# Stain drying too fast



## RichO (Apr 29, 2009)

Hello all,

I am working with ML Campbell's woodsong II on maple. I am having a problem with it drying too quickly. 

While doing sample tests before moving to the work piece, I have been applying it with a rag and removing the excess, but while trying to remove the excess, even on a small piece, it is drying on the surface and it comes off unevenly. 

I've tried dampening a rag with mineral spirits but that takes most of the color off and still, it dries before I can get even coverage on the entire board.

Is there some kind of solvent I can add to this oil base stain that will slow down the drying time?

I do have ML Campbell lacquer retarder but I don't know if that can be mixed with oil based stain.

Thanks for your help.


----------



## cabinetman (Jul 5, 2007)

You could try it. It should mix. If not use a proprietary retarder like this.


----------



## cusingeorge (Nov 17, 2007)

Just add a little mineral spirits (paint thinner) to your stain; try about an ounce to the quart, mix it well and try wiping again.

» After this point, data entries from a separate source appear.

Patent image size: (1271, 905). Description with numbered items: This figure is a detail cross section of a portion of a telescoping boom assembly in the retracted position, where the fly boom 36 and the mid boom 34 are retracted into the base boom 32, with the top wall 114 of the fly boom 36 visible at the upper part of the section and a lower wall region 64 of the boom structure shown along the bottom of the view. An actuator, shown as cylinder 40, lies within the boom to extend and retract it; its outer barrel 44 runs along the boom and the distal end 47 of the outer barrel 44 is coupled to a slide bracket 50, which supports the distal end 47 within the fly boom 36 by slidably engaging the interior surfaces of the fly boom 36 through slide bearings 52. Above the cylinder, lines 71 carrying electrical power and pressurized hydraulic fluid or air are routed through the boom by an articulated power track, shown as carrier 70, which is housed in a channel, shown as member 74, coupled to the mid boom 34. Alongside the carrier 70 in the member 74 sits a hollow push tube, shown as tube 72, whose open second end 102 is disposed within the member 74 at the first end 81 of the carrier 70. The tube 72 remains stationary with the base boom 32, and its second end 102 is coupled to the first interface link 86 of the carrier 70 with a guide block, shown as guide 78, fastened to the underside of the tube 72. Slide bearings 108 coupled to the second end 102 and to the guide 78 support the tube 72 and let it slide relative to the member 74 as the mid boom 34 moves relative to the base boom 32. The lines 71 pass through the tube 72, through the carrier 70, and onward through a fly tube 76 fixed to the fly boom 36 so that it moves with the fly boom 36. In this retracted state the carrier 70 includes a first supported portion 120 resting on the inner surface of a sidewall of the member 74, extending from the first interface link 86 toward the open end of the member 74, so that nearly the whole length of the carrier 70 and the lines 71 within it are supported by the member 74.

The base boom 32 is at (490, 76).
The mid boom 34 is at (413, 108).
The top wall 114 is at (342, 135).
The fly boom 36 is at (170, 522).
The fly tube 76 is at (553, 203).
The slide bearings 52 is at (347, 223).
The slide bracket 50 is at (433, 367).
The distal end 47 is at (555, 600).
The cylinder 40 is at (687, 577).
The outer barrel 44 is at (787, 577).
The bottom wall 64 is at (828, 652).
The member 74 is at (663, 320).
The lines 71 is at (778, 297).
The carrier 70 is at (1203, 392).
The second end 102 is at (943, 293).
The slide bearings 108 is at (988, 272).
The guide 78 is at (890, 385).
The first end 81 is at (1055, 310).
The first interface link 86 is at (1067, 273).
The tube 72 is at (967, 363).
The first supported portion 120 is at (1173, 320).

You should see a marked improvement in the dry time.


----------



## JW_in_Indy (Mar 20, 2009)

Most ML Campbell stuff is pro-grade and designed to be sprayed. I'm not aware of any wiping stains that they have.


----------



## RichO (Apr 29, 2009)

The can does have wiping instructions on it. It's actually brush on, wipe off. I know that their dye stains are spray only, which it says right on the can, but this one isn't one of those.


----------



## Rick Mosher (Feb 26, 2009)

The MSDS sheet (which you can get online if you don't have it) will tell you what you need to know, I hardly ever use commercial stains prefering to make my own but I believe most of the woodsong II stains have naptha and mineral spirits listed on the MSDS. The instructions also say Do not thin. I would think a small amount of mineral spirits wouldn't hurt but it will lighten the color a little. Do samples first!


----------



## jack warner (Oct 15, 2010)

i allways recomend and use a gel stain you have better control of the color. maple is very dence wood and doesn take alot of stain. a gell will allow you plenty of working time, and if wood turns out blotchy you cant tone with the stain in a cup gun diluted about 30%


----------



## jack warner (Oct 15, 2010)

ps lacquer does not mix with poly, or oil products. lacquer is use with lacquer only


----------



## ash123 (Mar 14, 2010)

No retarder necessary. Just spray it with a good quality gun and cup with low pressure. I use a Binks Model 7 and spray with less than 40# pressure. That's a pretty nice stain and it's not one of the fastest drying ones around. I like it. I have had good success with it. I typically tone with NGR before spraying the stain.


----------